Birleşik Krallık’taki AB referandumunun sonucunun yarattığı siyasi depremin artçı sarsıntıları giderek yayılıyor.
Siyasi alanda her ne kadar halkın yüzde 52’si ülkenin AB’den ayrılması lehinde oy kullanmışsa da, toplum kutuplaşmış durumda. İktidardaki Muhafazakâr Parti gibi, muhalefetteki İşçi Partisi de bölünmüş halde, bir liderlik krizi yaşıyor.
Siyasi çalkantının diğer bir boyutu, İskoçya’nın tepkisi.
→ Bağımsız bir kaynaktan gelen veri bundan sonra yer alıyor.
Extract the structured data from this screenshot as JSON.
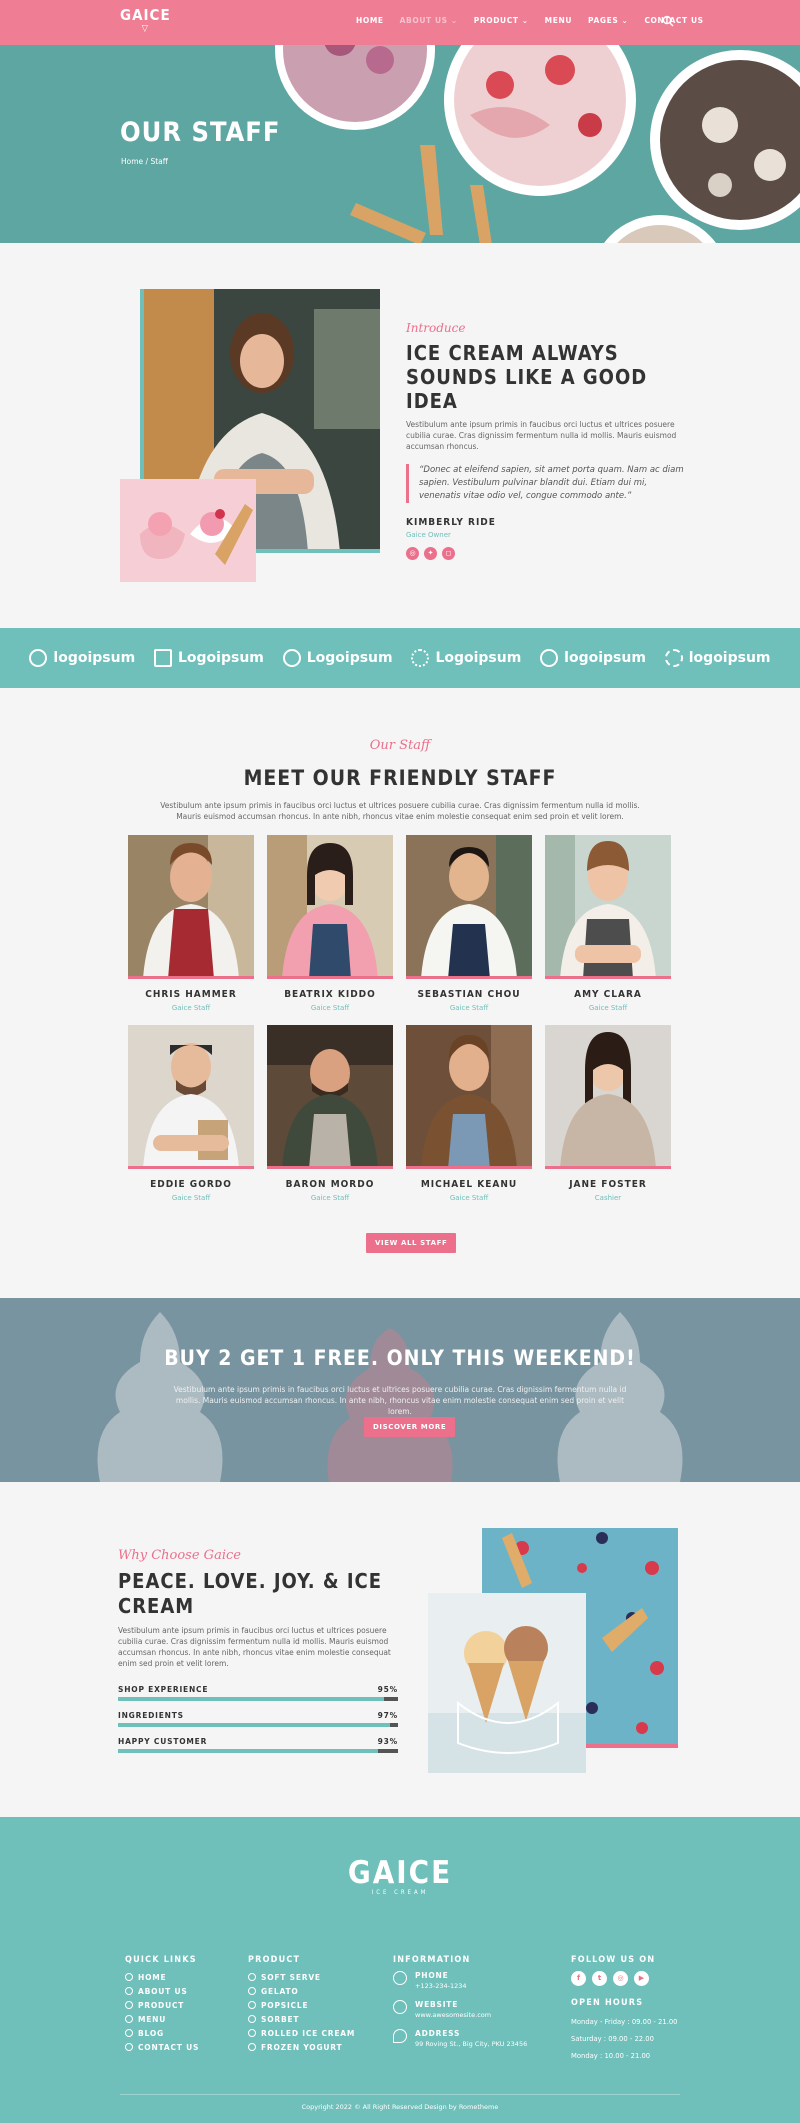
{
  "header": {
    "logo": "GAICE",
    "nav": [
      {
        "label": "HOME",
        "caret": ""
      },
      {
        "label": "ABOUT US",
        "caret": "⌄"
      },
      {
        "label": "PRODUCT",
        "caret": "⌄"
      },
      {
        "label": "MENU",
        "caret": ""
      },
      {
        "label": "PAGES",
        "caret": "⌄"
      },
      {
        "label": "CONTACT US",
        "caret": ""
      }
    ]
  },
  "hero": {
    "title": "OUR STAFF",
    "breadcrumb": "Home / Staff"
  },
  "intro": {
    "script": "Introduce",
    "title": "ICE CREAM ALWAYS SOUNDS LIKE A GOOD IDEA",
    "body": "Vestibulum ante ipsum primis in faucibus orci luctus et ultrices posuere cubilia curae. Cras dignissim fermentum nulla id mollis. Mauris euismod accumsan rhoncus.",
    "quote": "“Donec at eleifend sapien, sit amet porta quam. Nam ac diam sapien. Vestibulum pulvinar blandit dui. Etiam dui mi, venenatis vitae odio vel, congue commodo ante.”",
    "name": "KIMBERLY RIDE",
    "role": "Gaice Owner"
  },
  "logos": [
    "logoipsum",
    "Logoipsum",
    "Logoipsum",
    "Logoipsum",
    "logoipsum",
    "logoipsum"
  ],
  "staff": {
    "script": "Our Staff",
    "title": "MEET OUR FRIENDLY STAFF",
    "body": "Vestibulum ante ipsum primis in faucibus orci luctus et ultrices posuere cubilia curae. Cras dignissim fermentum nulla id mollis. Mauris euismod accumsan rhoncus. In ante nibh, rhoncus vitae enim molestie consequat enim sed proin et velit lorem.",
    "members": [
      {
        "name": "CHRIS HAMMER",
        "role": "Gaice Staff"
      },
      {
        "name": "BEATRIX KIDDO",
        "role": "Gaice Staff"
      },
      {
        "name": "SEBASTIAN CHOU",
        "role": "Gaice Staff"
      },
      {
        "name": "AMY CLARA",
        "role": "Gaice Staff"
      },
      {
        "name": "EDDIE GORDO",
        "role": "Gaice Staff"
      },
      {
        "name": "BARON MORDO",
        "role": "Gaice Staff"
      },
      {
        "name": "MICHAEL KEANU",
        "role": "Gaice Staff"
      },
      {
        "name": "JANE FOSTER",
        "role": "Cashier"
      }
    ],
    "button": "VIEW ALL STAFF"
  },
  "promo": {
    "title": "BUY 2 GET 1 FREE. ONLY THIS WEEKEND!",
    "body": "Vestibulum ante ipsum primis in faucibus orci luctus et ultrices posuere cubilia curae. Cras dignissim fermentum nulla id mollis. Mauris euismod accumsan rhoncus. In ante nibh, rhoncus vitae enim molestie consequat enim sed proin et velit lorem.",
    "button": "DISCOVER MORE"
  },
  "why": {
    "script": "Why Choose Gaice",
    "title": "PEACE. LOVE. JOY. & ICE CREAM",
    "body": "Vestibulum ante ipsum primis in faucibus orci luctus et ultrices posuere cubilia curae. Cras dignissim fermentum nulla id mollis. Mauris euismod accumsan rhoncus. In ante nibh, rhoncus vitae enim molestie consequat enim sed proin et velit lorem.",
    "bars": [
      {
        "label": "SHOP EXPERIENCE",
        "value": "95%",
        "fraction": 0.95
      },
      {
        "label": "INGREDIENTS",
        "value": "97%",
        "fraction": 0.97
      },
      {
        "label": "HAPPY CUSTOMER",
        "value": "93%",
        "fraction": 0.93
      }
    ]
  },
  "footer": {
    "logo": "GAICE",
    "logo_sub": "ICE CREAM",
    "quick_links_title": "QUICK LINKS",
    "quick_links": [
      "HOME",
      "ABOUT US",
      "PRODUCT",
      "MENU",
      "BLOG",
      "CONTACT US"
    ],
    "product_title": "PRODUCT",
    "products": [
      "SOFT SERVE",
      "GELATO",
      "POPSICLE",
      "SORBET",
      "ROLLED ICE CREAM",
      "FROZEN YOGURT"
    ],
    "information_title": "INFORMATION",
    "phone_label": "PHONE",
    "phone": "+123-234-1234",
    "website_label": "WEBSITE",
    "website": "www.awesomesite.com",
    "address_label": "ADDRESS",
    "address": "99 Roving St., Big City, PKU 23456",
    "follow_title": "FOLLOW US ON",
    "hours_title": "OPEN HOURS",
    "hours": [
      "Monday - Friday : 09.00 - 21.00",
      "Saturday : 09.00 - 22.00",
      "Monday : 10.00 - 21.00"
    ],
    "copyright": "Copyright 2022 © All Right Reserved Design by Rometheme"
  },
  "colors": {
    "pink": "#ef7d94",
    "teal": "#6fbfba",
    "slate": "#7e9aa6"
  }
}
Referandumda halkın yüzde 60’ının AB’de kalınması lehinde oy kullanan İskoçya’da şimdi Birleşik Krallık’tan ayrılma akımı güç kazanıyor.
Gene siyasi alanda ortaya çıkan bir sorun, Britanya’nın AB’den “boşanma süreci”nin nasıl gerçekleşeceğidir... Bu AB ile Britanya’yı karşı karşıya getiriyor; ayrıca AB’yi de kendi içinde bölüyor...
Olayın ekonomik boyutu da çok ciddi sarsıntılara yol açıyor. Sterlin değer kaybediyor, ülke durgunluğa doğru gidiyor.
İlginç olan husus, AB’den ayrılma (Brexit) lehinde olan bir kısım seçmenin “Biz böyle olacağını hiç zannetmiyorduk” diye yakınmasıdır.
Geriye dönüş yok
Aslında referandumların sonucu bağlayıcı sayılmaz. Bu gibi hallerde nihai kararı vermek parlamentonun yetkisindedir. Ayrıca gerek görülürse, ikinci bir referandum da yapılabilir.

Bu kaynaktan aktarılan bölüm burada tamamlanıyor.